Independence Day will always have a special place in my heart. Not only was it the first movie I saw with my best friend, Meester Binx, but it was the first movie we were allowed to see on our own (for a short period, anyway). When its sequel came out in 2016, both he and I rushed to watch the midnight showing (though, it was more like the 11 pm showing because time is relative and an illusion we made up in order to process the world around us).
It’s no secret that Independence Day: Resurgence paled in comparison. The movie retconned several details from the first movie, killed off Steven Hiller before the start, and recast its main characters, who were children in the first movie. The plot was bloated and characters were shoehorned in for – what? – character development? Of course, they had a franchise in mind; although due to the unsuccessful box office we will never see an Independence Day: Forever or an Independence Day: Forever Pt. II.
Still, I enjoyed the movie. I’m probably in the minority that hopes that Disney/20th Century Studios greenlights the third movie, creating the epic final battle in space that Resurgence promised us.

You can always tell what goes into a movie when watching it.
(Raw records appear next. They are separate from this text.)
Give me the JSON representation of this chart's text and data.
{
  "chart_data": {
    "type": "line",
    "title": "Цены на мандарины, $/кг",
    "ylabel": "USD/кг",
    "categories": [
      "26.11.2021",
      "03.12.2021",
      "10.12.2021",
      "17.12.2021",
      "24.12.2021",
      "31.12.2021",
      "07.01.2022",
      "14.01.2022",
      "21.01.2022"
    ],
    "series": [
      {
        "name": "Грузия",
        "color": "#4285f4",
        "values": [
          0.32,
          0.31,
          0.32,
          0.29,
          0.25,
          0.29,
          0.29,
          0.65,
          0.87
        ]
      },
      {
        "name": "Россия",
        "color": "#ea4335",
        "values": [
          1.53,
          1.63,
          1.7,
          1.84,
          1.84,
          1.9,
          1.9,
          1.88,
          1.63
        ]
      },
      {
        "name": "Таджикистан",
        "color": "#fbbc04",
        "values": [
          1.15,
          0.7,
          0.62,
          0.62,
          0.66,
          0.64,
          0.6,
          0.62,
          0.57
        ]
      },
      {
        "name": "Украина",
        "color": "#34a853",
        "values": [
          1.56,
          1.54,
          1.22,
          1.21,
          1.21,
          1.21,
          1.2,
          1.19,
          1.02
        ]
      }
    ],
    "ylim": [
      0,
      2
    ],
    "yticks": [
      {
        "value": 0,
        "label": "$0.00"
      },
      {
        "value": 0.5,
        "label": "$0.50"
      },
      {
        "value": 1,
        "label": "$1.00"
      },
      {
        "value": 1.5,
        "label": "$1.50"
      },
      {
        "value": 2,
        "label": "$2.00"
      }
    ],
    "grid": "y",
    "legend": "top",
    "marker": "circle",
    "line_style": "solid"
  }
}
The first movie had heart – sure, no movie is ever written without the hopes of it becoming a major blockbuster, but that takes the passenger seat here. Writers Dean Devlin and Roland Emmerich (who also directed the movie) focused on the story they wanted to tell. Whereas Resurgence suffered from too many cooks in the kitchen.
Despite the novels and comic books it spawned, Independence Day wasn’t written with a franchise in mind. When the credits rolled, we weren’t gifted with an end credit scene setting up what to expect next.*
Resurgence, on the other hand, suffered from a Batman & Robin production, where it became how much more money they could milk out a franchise than the story itself. It was meant to sell productions, build a cinematic universe, and be more than just the story that we fondly remember through the veil of nostalgia.
What it got right, however, is how it showed where we went as a society after an alien invasion. How the alien tech – which they couldn’t understand in all the years since Roswell – was reverse engineered to push their technology further into the future.

*Not that I have a problem with these types of films. I love and enjoy the Marvel Cinematic Universe, even the duds. But comic book films acting like their source material is something that I longed to see as a child. Not to mention how much I love the Fast & the Furious movies more than I should.